Prompt Claims Processing

We know that you want prompt payment. We work hard to process your claims timely and accurately. This is what you can do to help us:

1. Submit the claim to the correct payer by reviewing the member’s eligibility as outlined in Verifying Eligibility, Benefits, and Your Network Participation Status.

Note: Member Eligibility & Benefit Information and Submitting Claims

When we give you eligibility and benefit information, we are not guaranteeing payment or coverage in any specific amount. Actual reimbursement depends on many factors, such as compliance with administrative protocols, date(s) of services rendered, and benefit plan terms and conditions. For Medicare Advantage (MA) benefit plans, reimbursement also depends on CMS guidance and claims processing requirements.

Follow the instructions in the How to Submit Advance or Admission Notifications/Prior Authorizations section.

3. Prepare complete and accurate claims (see Claims and Encounter Data Submissions section or use our reference guides). 

4. Submit claims electronically for fast delivery and confirmation of receipt.

    a. Electronic submissions are preferred for sending claims to UnitedHealthcare. View our Claims Payer List to determine the correct Payer ID to use.

    b. Our contracts generally require you to conduct business with us electronically. They contain specific requirements for electronic claim submission. Please review your Agreement and follow the requirements. While some claims may require supporting information for initial review, we have reduced the need for paper attachments. We request additional information when needed.

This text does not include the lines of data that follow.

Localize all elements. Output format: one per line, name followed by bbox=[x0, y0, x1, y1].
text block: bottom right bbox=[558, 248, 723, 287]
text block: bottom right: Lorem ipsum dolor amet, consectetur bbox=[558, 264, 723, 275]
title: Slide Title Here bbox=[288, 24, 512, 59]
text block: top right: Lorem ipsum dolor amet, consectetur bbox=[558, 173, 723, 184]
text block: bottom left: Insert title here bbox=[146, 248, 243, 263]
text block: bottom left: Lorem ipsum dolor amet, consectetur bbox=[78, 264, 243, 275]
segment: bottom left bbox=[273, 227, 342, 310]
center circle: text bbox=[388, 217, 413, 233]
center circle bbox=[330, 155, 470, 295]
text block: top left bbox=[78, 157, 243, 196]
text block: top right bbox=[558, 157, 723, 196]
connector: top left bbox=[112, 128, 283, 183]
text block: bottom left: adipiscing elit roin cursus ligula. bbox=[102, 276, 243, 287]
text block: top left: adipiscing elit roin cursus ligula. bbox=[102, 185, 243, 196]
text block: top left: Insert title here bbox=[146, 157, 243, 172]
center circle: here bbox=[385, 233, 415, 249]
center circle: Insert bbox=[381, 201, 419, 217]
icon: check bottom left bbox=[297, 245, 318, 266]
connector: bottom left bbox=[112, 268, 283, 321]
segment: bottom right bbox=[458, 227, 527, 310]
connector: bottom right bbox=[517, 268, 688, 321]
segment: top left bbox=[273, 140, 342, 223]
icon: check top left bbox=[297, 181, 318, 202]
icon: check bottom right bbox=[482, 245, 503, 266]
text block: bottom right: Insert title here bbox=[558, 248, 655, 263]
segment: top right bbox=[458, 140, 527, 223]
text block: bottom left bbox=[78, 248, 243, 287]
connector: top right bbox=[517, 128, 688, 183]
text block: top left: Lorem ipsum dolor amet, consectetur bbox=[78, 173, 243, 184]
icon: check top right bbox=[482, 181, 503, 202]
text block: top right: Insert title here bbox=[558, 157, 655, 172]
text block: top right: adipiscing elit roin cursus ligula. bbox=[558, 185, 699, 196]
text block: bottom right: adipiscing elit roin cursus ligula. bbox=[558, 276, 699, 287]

    c. Visit our EDI section for helpful resources and tips on submitting claims electronically.

    d. Check the status of a claim using EDI 276/277 Claim Status Inquiry and Response transactions. Contact your vendor or clearinghouse if these transactions are not available or activated in your system.

    e. Learn how to elevate your productivity and savings using EDI.

    f. If you need assistance using EDI, visit our EDI Contacts page.

    g. If you don't have electronic data interchange (EDI) capabilities, you can use the Claim Submission tool on Link. Go to UHCProvider.com/claims for more information.

 

 

HIPAA Claim Edits and Smart Edits

When claims are submitted using EDI, HIPAA edits are  applied by the clearinghouse to help ensure claims contain specific information. Any claims not meeting requirements are rejected and returned back to the care provider to make corrections and resubmit electronically. 

Smart Edits are an EDI capability which auto-detects claims with potential errors. set of Smart Edits may also be applied to help reduce claim denials and improve the claim processing time. You’ll have five calendar days to correct claims that reject due to Smart Edits before they are automatically processed.